His credentials, like those of the other judicial nominees, ought to qualify him for the post to which he has been nominated. Unfortunately, politics may get in the way of McDonough and other qualified nominees from filling these vacancies.

Our system stands as a divided government, with a Democrat in the White House and Republicans controlling the Congress. Ideally, the administration of justice would be outside the fray of partisan fighting.

As Justice John Marshall wrote in Marbury v. Madison, it is the “province and the duty of the judiciary to say what the law is” as it upholds and interprets the Constitution.

Judicial confirmations, especially those of Supreme Court Justices, have turned into political sideshows. In the hope of scoring political points today, politicians all too often neglect to appreciate the day-to-day strains for litigants and the courts that arise from current judicial vacancies.

Like any organization, a government branch missing key personnel will operate with diminished efficiency. As dockets continue to grow, vacant judgeships mean cases may take longer to resolve. At the very least, current Article III judges and their clerks will need to work that much harder to fill the gaps left by vacant seats.
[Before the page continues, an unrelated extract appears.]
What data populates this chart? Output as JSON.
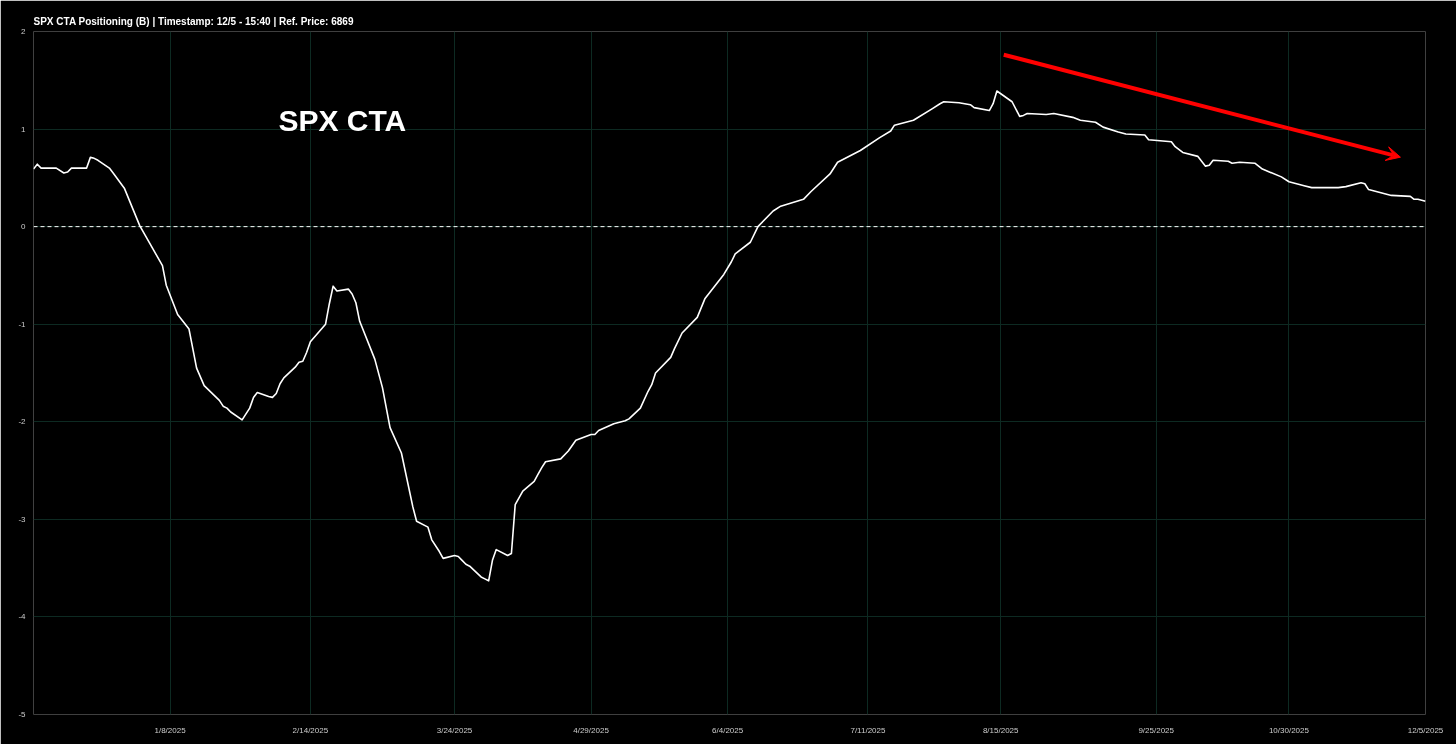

As our government relies on separate, equal branches, we should encourage the review of qualified judicial nominees based on their qualifications, not the politics of the moment.

Tennessee Senators Bob Corker and Lamar Alexander, a former mayor of Chattanooga and an attorney, respectively, should recognize the contribution that McDonough could make to the bench in East Tennessee.

Even with our divided government, let’s push our politicians to govern responsibly and consider judicial nominees on their merits.

Tommy Tobin is a 2006 graduate of the McCallie School in Chattanooga and currently attends Harvard Law School, where he is a teaching fellow in the Harvard Economics Department.